Stupid Question Territory (Part 2)

Photo by Ravi Singh on Unsplash

By Erin Deborah Waks

NB: No men were harmed in research for this article. Those questioned and quoted below will remain anonymous for their own protection, but include my male friends, siblings, boyfriend and those of my other close female friends. An admittedly small sample size.

‘Would you rather fight 100 duck-sized horses, or one horse-sized duck?’ one of my best friends asked me last month. I stared in disbelief. The intellectual debate at the dinner table in my apartment had finally reached this point.

I wrote, last week, about Stupid Question Territory, the point at which girls ramble off a load of bizarre questions in anxious anticipation of asking one proper one. What I got wrong, though, was that Stupid Question Territory, or SQT, is not an unfamiliar concept to men. It’s just completely different.

Stupid Question Territory (abbr. SQT) 

[proper noun, masc] 

1 A so-called ‘zone of comfort’, usually reserved for, but not exclusively maintained by, those with the status of ‘boyfriend’ or ‘male romantic partner’, into which one forays once one has crossed into feelings of comfort with one’s partner. 

2 A momentary accumulation of seemingly banal questions in attempt to reveal the absolute nonsense occupying one’s thoughts. 

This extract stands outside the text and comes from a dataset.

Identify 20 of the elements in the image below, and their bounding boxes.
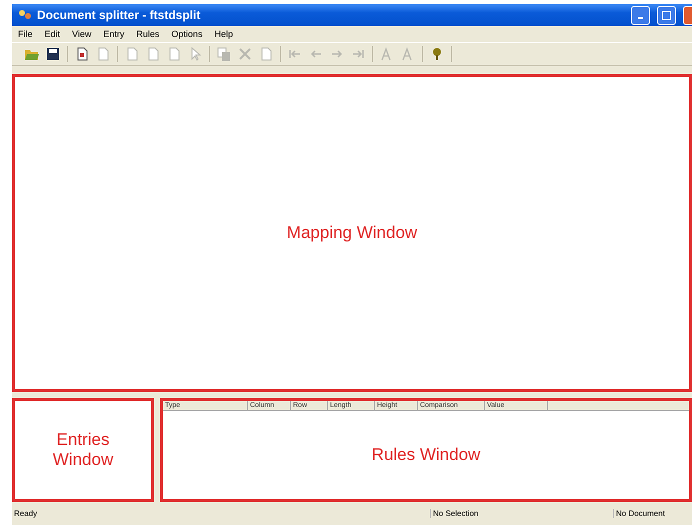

Examples: What do you think is the maximum number of chicken nuggets I could eat? Would I get drunk if I inserted a vodka-soaked tampon up my bum? Who would win in a fight between lions and graters? How many lions would you have to throw at the sun to make it explode? If I travelled back 200 years with a fully charged iPhone, how long would it take to take over the world?

I don’t like to generalise, and I wouldn’t write that all men and women fall into entirely separate categories, but from my (admittedly limited) research, it does seem as follows: women enter the SQT when apprehensive about asking a vulnerable question to a new partner, but men enter it once they’ve become comfortable with said partner and start to ask all the weird and wonderful things on their minds.

It’s kind of cute, when you think about it. So many of my girlfriends think about what’s on the men in their lives’ minds - are they thinking about other women? How do they feel about me? Do my guy friends care about me as much as my female friends do? What does it mean if they’re not saying anything? In reality, or at least in my experience of it, their thoughts are just as occupied as ours, just with entirely different subject matter. And only when they get close and comfortable enough with someone do they care to reveal this remarkable, random, strange and hilarious inner world with them. Like I said, kind of cute. 

Either way, at least now I know, from my expert sources, that I’d be sensible to take on 100 mini horses rather than one gigantic duck. And the techniques to use were that situation to ever arise. Thank God for that.